Ex-Employee had Refused to Comply
with Directive in Front of Co-Workers,
No Unemployment Benefits
Risk of Leading Them to Believe
Instructions could be Ignored
In Wise v. The Department of Emp. Security, 2015 IL App (5th) 130306, a cook and buffet station attendant at a casino filed for unemployment benefits after she was fired. She had been working the barbecue station of the buffet line on November 19, 2011. Her boss checked the temperatures of the coleslaw and tuna salad items and instructed Wise to replenish the ice and water under these items. Wise replied that she was not going to do so because she was tired of doing other people’s jobs, and then left the station to refill the coleslaw – and to tell another employee to get the ice. Wise went on suspension and admitted thereafter to the employee relations manager that she had refused the assignment, explaining that getting ice and water was pantry work. The casino fired her for insubordination.
At her phone hearing Wise admitted that she was aware of a rule at the casino against insubordination.
The Board of Review at the Illinois Department of Employment Security found Wise to be ineligible, but a county circuit court reinstated her claim. Wise had argued that there was only potential harm to her employer where the food on the buffet table was inadequately chilled. An appellate court reversed.

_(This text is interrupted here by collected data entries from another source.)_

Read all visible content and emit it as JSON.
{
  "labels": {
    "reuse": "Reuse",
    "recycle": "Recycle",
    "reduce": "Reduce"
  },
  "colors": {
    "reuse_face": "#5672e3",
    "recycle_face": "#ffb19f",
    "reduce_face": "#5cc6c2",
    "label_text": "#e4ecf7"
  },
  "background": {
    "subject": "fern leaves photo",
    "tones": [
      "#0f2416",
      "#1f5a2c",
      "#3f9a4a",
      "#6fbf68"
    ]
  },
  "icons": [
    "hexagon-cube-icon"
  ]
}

The issue was whether her conduct harmed the casino, thereby disqualifying her on the basis of “misconduct” under §602(A) of the Unemployment Insurance Act. The court rejected the argument that the harm in this case was only potential, and therefore no misconduct could have occurred. The court quoted from the Fourth District Appellate Court’s opinion in Farris v Dept. of Emp. Security, 2014 IL App (4th) 130391: “If actual harm were required for a finding of misconduct, an employee who steals cash from an office safe would not be guilty of misconduct so long as the police eventually return the cash to the employer.” Id at ¶40.
Wise argued that this was a single isolated incident. The appellate court placed it in context. This was not mere argument with a boss but a direct refusal to comply with her supervisor’s reasonable instruction, one arising from safety standards owed to the casino’s customers.
The court noted also that this refusal took place in front of co-workers, threatening to send the message that policies and procedures could be disregarded.